Following service to the Toronto Jewish community for a decade from 1984 to 1994, my family and I made aliyah to Israel in hopes of realizing our Zionist dream. Judy and I succeeded in finding a home and a community in Jerusalem where we have lived for the past two decades. We have said on numerous occasions in our retelling the story of ‘why we made aliyah,’ that we didn’t actually reject the life that we had in Toronto, but rather as a result of our move to Israel, we had to leave somewhere, which happened to be Toronto. Having chosen to settle in Jerusalem turned out to be a great decision which we affirm every single day.
Jews throughout the world have just finished celebrating the Festival of Pesah which commemorates the liberation of the Israelites from bondage in Egypt. At the time of the Exodus, the Children of Israel were commanded to “eat and run” (Ex. 12:11) and escape the persecution in Egypt. They were leaving a life of slavery, and it didn’t really matter where they were going. The Torah tells us that they left in a hurry – to get away from and not to go to. In fact, we are told, “You shall eat unleavened bread – for you departed from the land of Egypt hurriedly – so that you may remember the day of your departure from the land of Egypt as long as you live.” (Deut. 16:3) The next destination was unknown to them at the time of the Exodus. That the Israelite nation ended up in the Promised Land forty years later and not right away perhaps was as a result of the fact that they needed time – not only to purge their ‘slave mentality’, but also to get excited about and look forward to the prospects of settling as free people in their own land, one flowing with milk and honey. They needed to begin to look forward and anticipate with exhilaration what would be their future.

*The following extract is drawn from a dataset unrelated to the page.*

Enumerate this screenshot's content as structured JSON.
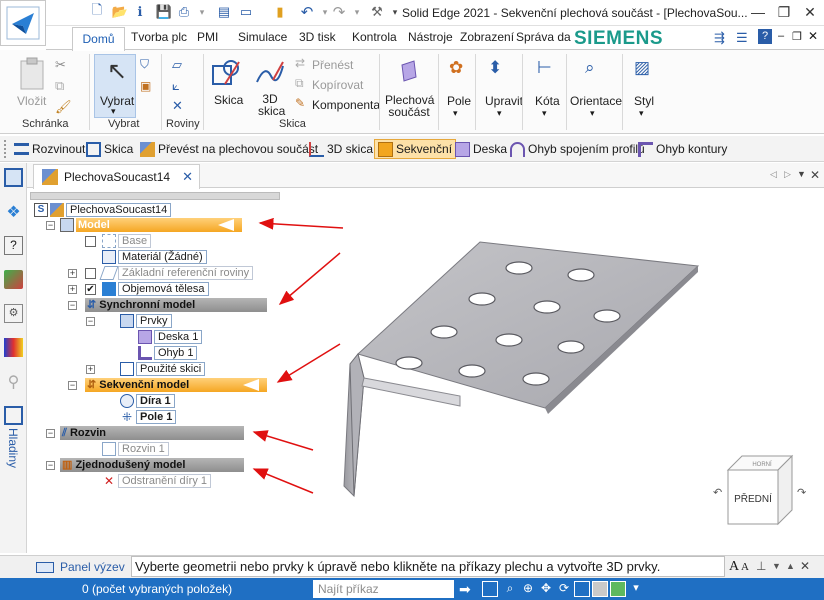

One Midrash (Pesikta D’Rav Kahana 12:106) understands this concept by teaching that when the Israelites left Egypt, they were told that fifty days later they would receive the Torah, so upon leaving Egypt they started counting the days – literally – readying themselves emotionally for that next great moment in their history. They would say, “One day has passed; two days have passed, etc.” This counting, concludes the Midrash, which also incorporates an agricultural aspect recalling the measure of barley that was brought to the sanctuary as a sacrificial offering for forty-nine days (called the Omer), became and continues to be the traditional practice observed by Jews to this day.

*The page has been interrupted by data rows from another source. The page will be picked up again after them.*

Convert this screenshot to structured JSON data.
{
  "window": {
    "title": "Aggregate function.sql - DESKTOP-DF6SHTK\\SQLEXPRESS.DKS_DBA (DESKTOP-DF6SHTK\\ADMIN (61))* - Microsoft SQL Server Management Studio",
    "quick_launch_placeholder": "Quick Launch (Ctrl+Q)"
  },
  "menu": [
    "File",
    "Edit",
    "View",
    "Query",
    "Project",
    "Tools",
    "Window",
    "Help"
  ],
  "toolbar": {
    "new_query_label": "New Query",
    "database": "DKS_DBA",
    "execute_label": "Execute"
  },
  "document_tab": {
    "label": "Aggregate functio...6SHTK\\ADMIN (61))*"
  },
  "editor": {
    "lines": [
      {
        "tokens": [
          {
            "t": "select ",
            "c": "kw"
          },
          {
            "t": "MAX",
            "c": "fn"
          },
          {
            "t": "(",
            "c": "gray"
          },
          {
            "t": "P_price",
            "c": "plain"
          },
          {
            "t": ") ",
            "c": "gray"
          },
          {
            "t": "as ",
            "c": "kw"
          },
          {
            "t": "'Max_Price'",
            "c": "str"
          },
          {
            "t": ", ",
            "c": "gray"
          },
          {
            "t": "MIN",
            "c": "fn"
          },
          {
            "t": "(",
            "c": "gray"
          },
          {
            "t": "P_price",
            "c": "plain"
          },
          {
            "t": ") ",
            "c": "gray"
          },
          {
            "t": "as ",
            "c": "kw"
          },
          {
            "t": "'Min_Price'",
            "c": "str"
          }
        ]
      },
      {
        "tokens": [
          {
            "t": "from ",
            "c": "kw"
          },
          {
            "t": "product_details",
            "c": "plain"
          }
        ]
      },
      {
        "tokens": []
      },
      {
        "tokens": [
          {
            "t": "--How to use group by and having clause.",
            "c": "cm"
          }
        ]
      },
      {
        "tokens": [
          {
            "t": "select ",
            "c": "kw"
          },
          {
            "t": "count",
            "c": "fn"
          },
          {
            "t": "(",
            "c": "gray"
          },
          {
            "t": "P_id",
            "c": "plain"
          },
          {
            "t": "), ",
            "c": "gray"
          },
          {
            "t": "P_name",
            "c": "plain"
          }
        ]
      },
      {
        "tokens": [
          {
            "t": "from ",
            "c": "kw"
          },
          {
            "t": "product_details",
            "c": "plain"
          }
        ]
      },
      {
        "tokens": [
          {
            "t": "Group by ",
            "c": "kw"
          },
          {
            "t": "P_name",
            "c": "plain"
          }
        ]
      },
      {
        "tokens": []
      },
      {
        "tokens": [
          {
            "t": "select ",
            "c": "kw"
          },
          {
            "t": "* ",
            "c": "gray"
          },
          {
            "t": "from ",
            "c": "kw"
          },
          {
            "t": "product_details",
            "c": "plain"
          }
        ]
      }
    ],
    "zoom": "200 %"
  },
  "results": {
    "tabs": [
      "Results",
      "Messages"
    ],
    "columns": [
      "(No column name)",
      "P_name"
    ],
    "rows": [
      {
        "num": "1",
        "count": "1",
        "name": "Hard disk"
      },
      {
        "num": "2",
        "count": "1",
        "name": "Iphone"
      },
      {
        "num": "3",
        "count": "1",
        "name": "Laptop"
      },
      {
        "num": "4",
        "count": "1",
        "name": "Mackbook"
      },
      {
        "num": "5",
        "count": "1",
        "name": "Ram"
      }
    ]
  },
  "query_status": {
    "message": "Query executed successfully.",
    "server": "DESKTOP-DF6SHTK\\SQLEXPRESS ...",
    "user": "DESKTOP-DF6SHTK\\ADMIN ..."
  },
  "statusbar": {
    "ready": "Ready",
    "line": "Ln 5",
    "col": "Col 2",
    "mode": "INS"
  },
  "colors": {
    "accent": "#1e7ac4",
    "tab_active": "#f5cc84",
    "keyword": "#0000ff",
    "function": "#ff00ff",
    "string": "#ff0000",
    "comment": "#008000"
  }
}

This idea of looking forward is a phenomenon that is well known in our Jewish tradition. Are there aspects of our lives about which we can be excited and which we can anticipate with intensity? We can all manage to be ever looking forward by creating goals for which we can strive, and plans that excite us and that we can actually realize, instead of searching for ways to escape that which we want to be behind us.

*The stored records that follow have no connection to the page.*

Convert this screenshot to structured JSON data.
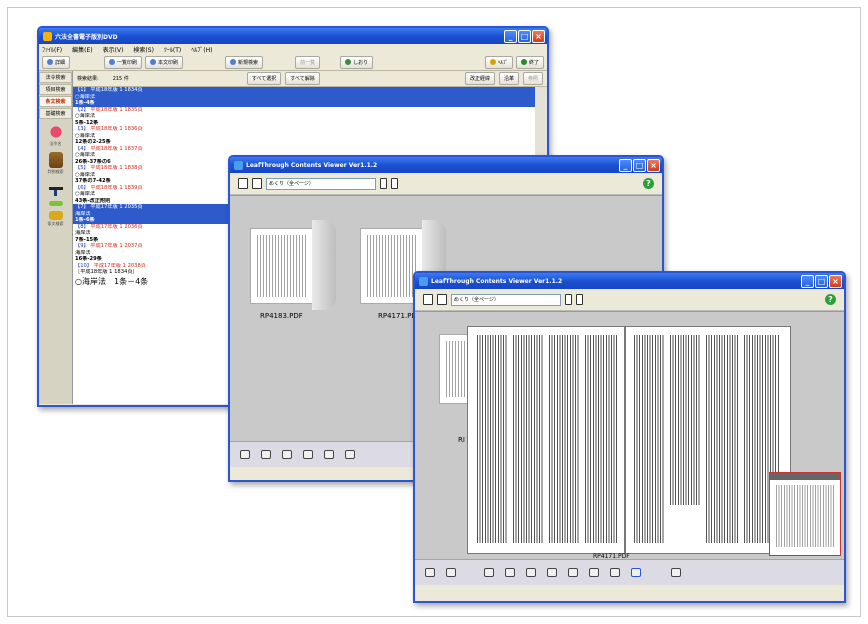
{
  "app": {
    "title": "六法全書電子版別DVD",
    "menus": [
      "ﾌｧｲﾙ(F)",
      "編集(E)",
      "表示(V)",
      "検索(S)",
      "ﾂｰﾙ(T)",
      "ﾍﾙﾌﾟ(H)"
    ],
    "sidebar": [
      "法令検索",
      "項目検索",
      "条文検索",
      "基礎検索"
    ],
    "sidebar_icons": [
      "法令名",
      "判例検索",
      "",
      "",
      "条文検索"
    ],
    "toolbar": [
      "詳細",
      "一覧印刷",
      "本文印刷",
      "新規検索",
      "前一覧",
      "しおり",
      "ﾍﾙﾌﾟ",
      "終了"
    ],
    "search_result_label": "検索結果:",
    "search_result_count": "215 件",
    "buttons": [
      "すべて選択",
      "すべて解除",
      "改正経緯",
      "沿革",
      "参照"
    ],
    "results": [
      {
        "kind": "h",
        "sel": true,
        "text": "【1】 ",
        "year": "平成18年版 1 1834頁"
      },
      {
        "kind": "n",
        "sel": true,
        "text": "○海岸法"
      },
      {
        "kind": "b",
        "sel": true,
        "text": "1条-4条"
      },
      {
        "kind": "h",
        "text": "【2】 ",
        "year": "平成18年版 1 1835頁"
      },
      {
        "kind": "n",
        "text": "○海岸法"
      },
      {
        "kind": "b",
        "text": "5条-12条"
      },
      {
        "kind": "h",
        "text": "【3】 ",
        "year": "平成18年版 1 1836頁"
      },
      {
        "kind": "n",
        "text": "○海岸法"
      },
      {
        "kind": "b",
        "text": "12条の2-25条"
      },
      {
        "kind": "h",
        "text": "【4】 ",
        "year": "平成18年版 1 1837頁"
      },
      {
        "kind": "n",
        "text": "○海岸法"
      },
      {
        "kind": "b",
        "text": "26条-37条の6"
      },
      {
        "kind": "h",
        "text": "【5】 ",
        "year": "平成18年版 1 1838頁"
      },
      {
        "kind": "n",
        "text": "○海岸法"
      },
      {
        "kind": "b",
        "text": "37条の7-42条"
      },
      {
        "kind": "h",
        "text": "【6】 ",
        "year": "平成18年版 1 1839頁"
      },
      {
        "kind": "n",
        "text": "○海岸法"
      },
      {
        "kind": "b",
        "text": "43条-改正附則"
      },
      {
        "kind": "h",
        "sel": true,
        "text": "【7】 ",
        "year": "平成17年版 1 2035頁"
      },
      {
        "kind": "n",
        "sel": true,
        "text": "海岸法"
      },
      {
        "kind": "b",
        "sel": true,
        "text": "1条-6条"
      },
      {
        "kind": "h",
        "text": "【8】 ",
        "year": "平成17年版 1 2036頁"
      },
      {
        "kind": "n",
        "text": "海岸法"
      },
      {
        "kind": "b",
        "text": "7条-15条"
      },
      {
        "kind": "h",
        "text": "【9】 ",
        "year": "平成17年版 1 2037頁"
      },
      {
        "kind": "n",
        "text": "海岸法"
      },
      {
        "kind": "b",
        "text": "16条-29条"
      },
      {
        "kind": "h",
        "text": "【10】 ",
        "year": "平成17年版 1 2038頁"
      },
      {
        "kind": "n",
        "text": "［平成18年版 1 1834頁］"
      }
    ],
    "detail_text": "○海岸法　1条－4条"
  },
  "viewer_back": {
    "title": "LeafThrough Contents Viewer Ver1.1.2",
    "combo": "めくり（全ページ）",
    "files": [
      "RP4183.PDF",
      "RP4171.PDF"
    ]
  },
  "viewer_front": {
    "title": "LeafThrough Contents Viewer Ver1.1.2",
    "combo": "めくり（全ページ）",
    "partial_file_label": "RI",
    "bottom_file_label": "RP4171.PDF"
  },
  "colors": {
    "titlebar": "#1a4fd0",
    "selection": "#2e5bcc",
    "year": "#d42b1c"
  }
}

Vacations, for example, can be planned as a ‘going-to’ experience in contrast with them being characterized as a ‘get-away’. Maybe we can cease calling them ‘vacations’, implying a need to ‘vacate’ where we are, and instead refer to those cherished times of leisure as ‘holidays’, with an emphasis on their ‘holy’ nature. It is hoped that the time spent at those times is for investing quality time in oneself and with family and friends, encountering new and different experiences, rather than simply for ‘clearing the head’ and ‘taking a break’. Similarly, graduation from university might best be viewed as a stepping stone on the way to the next academic challenge or an entry to the vocational world, rather than it being a goodbye and good riddance to a past experience.
It is in this light that I believe that for the vast majority of our students, the choice to come to Pardes includes a desire to learn and enjoy the positive experiences that the institution tries to provide its participants. In addition, it is an opportunity to equip oneself with the means through which one can then look excitedly to a future that includes Jewish learning, values and enhanced experiences in the Jewish world.
The Exodus from Egypt gave the Jewish nation the freedom to look ahead to the receiving of the Torah. May we always possess an outlook in life in which are looking forward in positive anticipation.